Lancé en grande pompe pour moderniser le parc vieillissant des autocars marocains, le programme de renouvellement des véhicules de transport routier de voyageurs semble s’enliser dans l’inefficacité. Un an après son entrée en vigueur, les résultats sont pour le moins déconcertants, constate le quotidien L’Economiste dans son édition du mercredi 9 juillet. Citant Younes Boulaq, président de la Fédération marocaine des petites et moyennes entreprises de transport routier, le quotidien précise que seuls deux autocars auraient été renouvelés en 2024, l’un à Meknès, l’autre à Tanger. «Du côté de la NARSA (Agence nationale de la sécurité routière), chargée de piloter le programme, c’est le silence radio. Aucune donnée officielle n’a été publiée à ce jour», relève L’Economiste.
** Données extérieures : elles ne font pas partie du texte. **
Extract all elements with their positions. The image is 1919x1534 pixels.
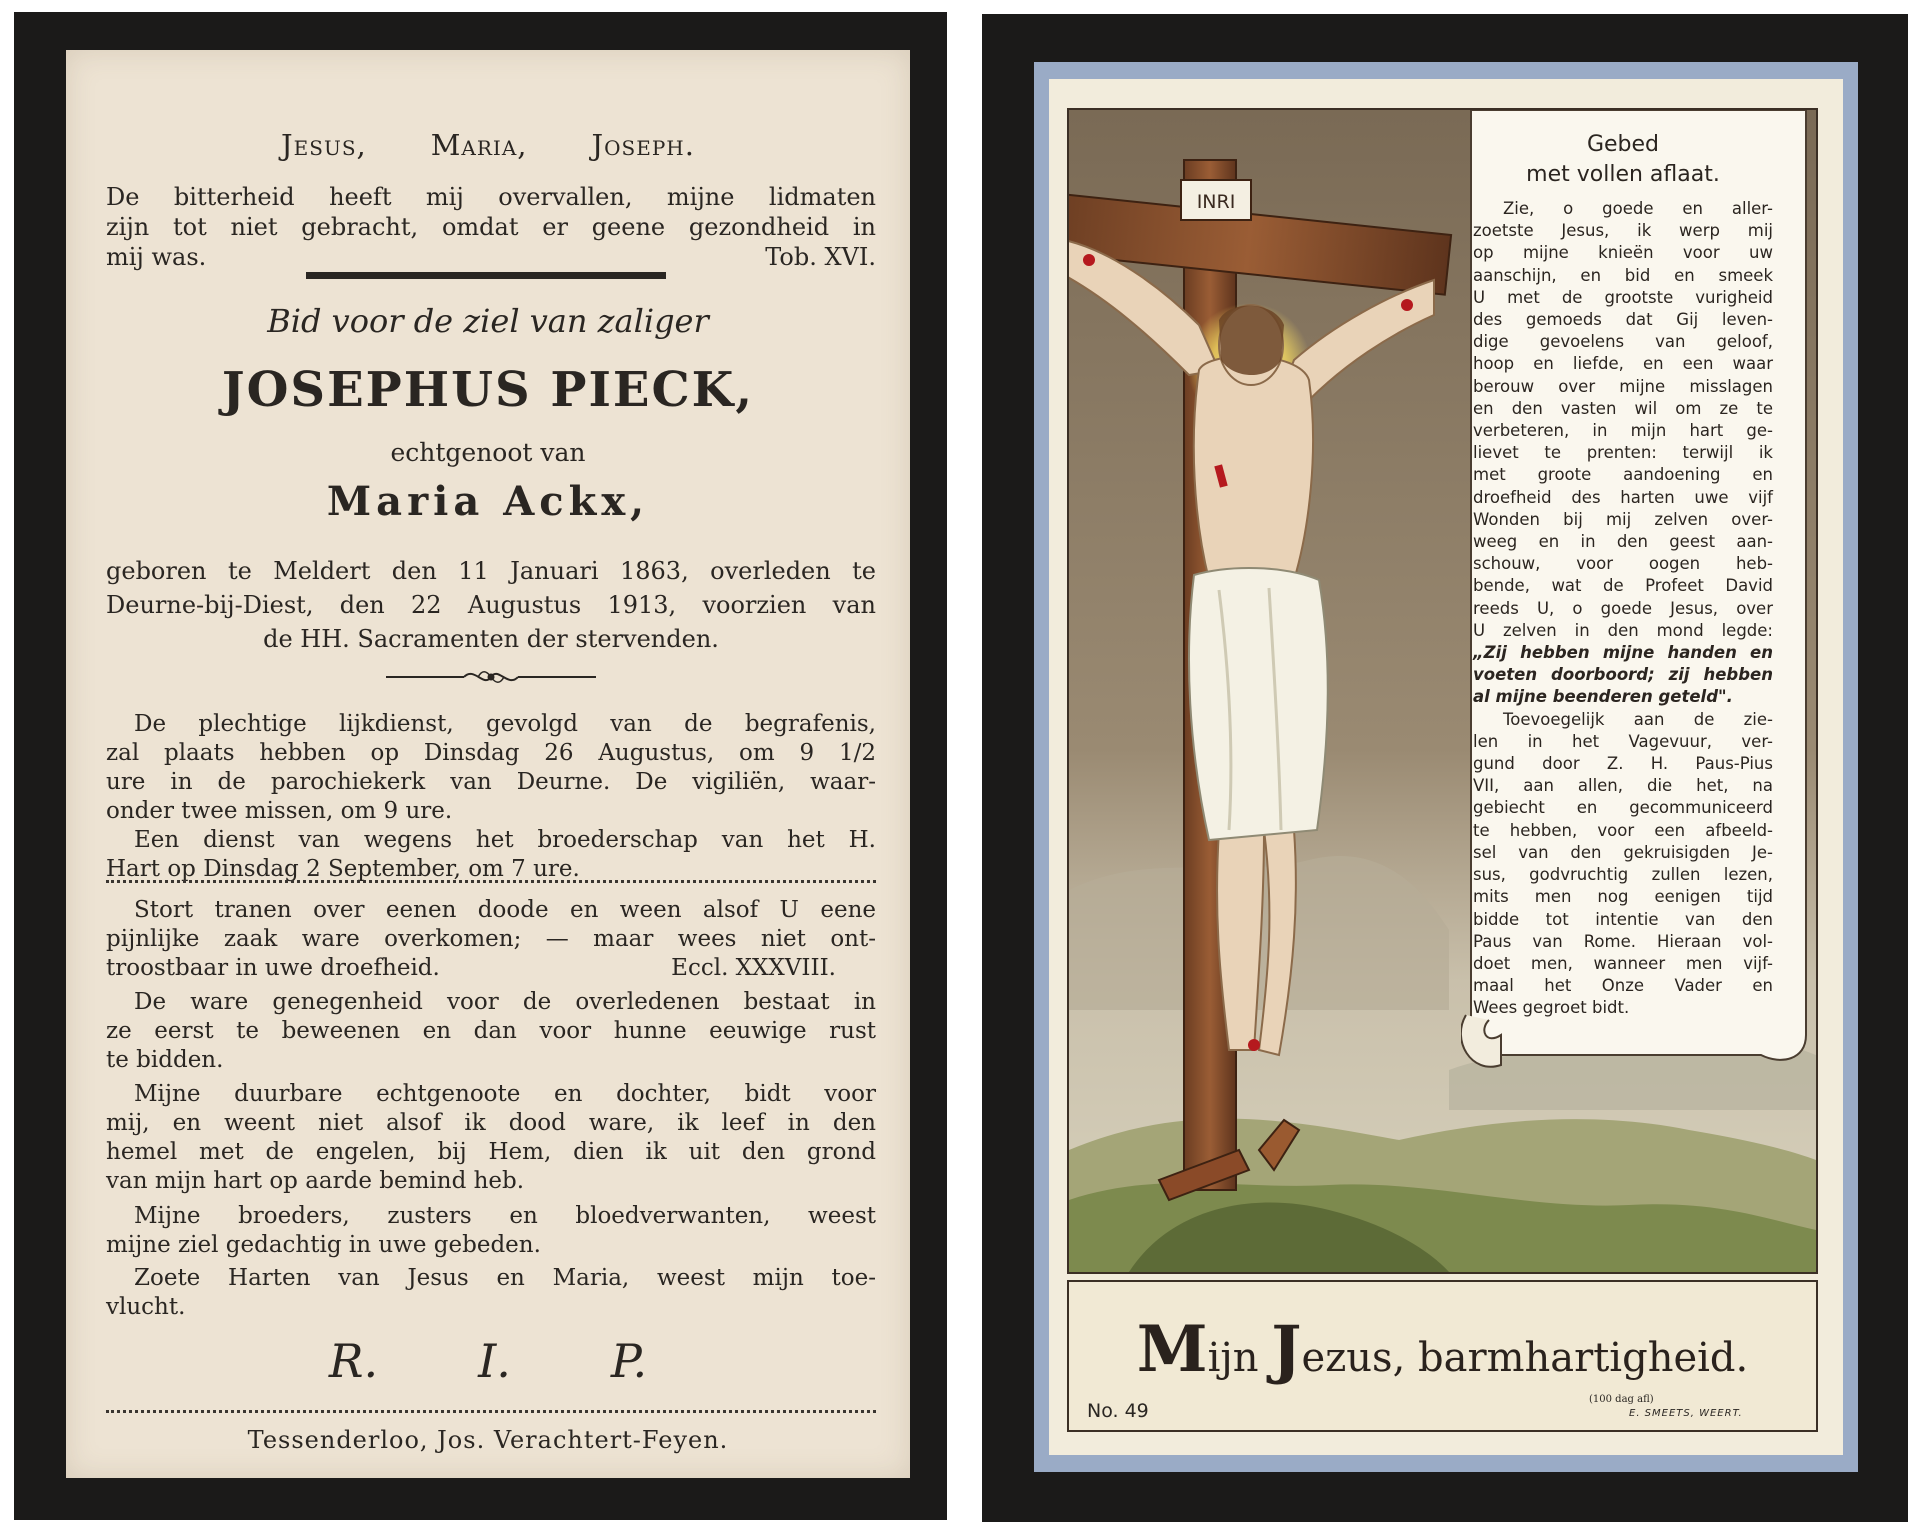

Doté d’un budget de 200 millions de dirhams annuels pour la période 2024-2026, le dispositif vise à accompagner les transporteurs dans la mise à niveau de leurs véhicules, en offrant une prime à la casse pour tout remplacement d’autocar ancien par un modèle plus récent, neuf ou d’occasion, à condition que ce dernier n’ait pas plus de 7 ans. Une exigence qui, dans la réalité du terrain, s’est vite révélée impraticable.
«Un autocar neuf coûte autour de 2,4 millions de dirhams. C’est inaccessible pour la majorité des professionnels, même avec la subvention», déplore Younes Boulaq. Quant aux modèles d’occasion de moins de 7 ans, ils sont tout simplement introuvables sur le marché. «Aucun opérateur ne voudra se séparer d’un véhicule aussi récent», ajoute-t-il.
Ce constat d’échec soulève de nombreuses critiques quant à la conception même du dispositif. L’arrêté conjoint du 11 juillet 2024, signé par les ministres du Transport et du Budget, avait pourtant été modifié en avril dernier lors du conseil d’administration de la NARSA. «Mais les ajustements restent visiblement insuffisants», écrit L’Economiste.
Pour tenter de débloquer la situation, les professionnels proposent plusieurs pistes. D’abord, relever l’âge maximum des autocars d’occasion éligibles à 10 ans, au lieu de 7 actuellement. Ensuite, revoir la limite d’âge des véhicules en circulation, actuellement fixée à 20 ans. «Tant que le véhicule passe la visite technique, pourquoi l’interdire à la circulation?», s’interroge Boulaq. Il rappelle que les autocars sont soumis à une visite technique obligatoire tous les six mois, un dispositif de contrôle déjà exigeant.
Autre solution évoquée mais restée lettre morte: l’importation d’autocars d’occasion de l’étranger, notamment d’Europe. Or, la législation marocaine interdit l’entrée de véhicules de plus de 5 ans d’âge, réduisant à néant cette alternative. «Un importateur tente actuellement de faire venir des autocars neufs en provenance de Chine, mais se heurte à de multiples obstacles administratifs et fiscaux», lit-on. Homologation complexe, droits de douane, TVA... Il risque d’abandonner le projet.
En parallèle du renouvellement du parc, le programme prévoit une prime pour l’équipement en dispositifs de sécurité (radars de recul, limitateurs de vitesse, GPS, etc.). Cette aide, comprise entre 30.000 et 50.000 dirhams selon la capacité des autocars, est soumise aux mêmes conditions restrictives que la prime à la casse. Les entreprises bénéficiaires doivent maintenir les équipements en état de marche et exploiter les véhicules concernés pendant au moins deux ans. Un engagement difficile à tenir, selon les opérateurs, tant que l’écosystème réglementaire reste rigide.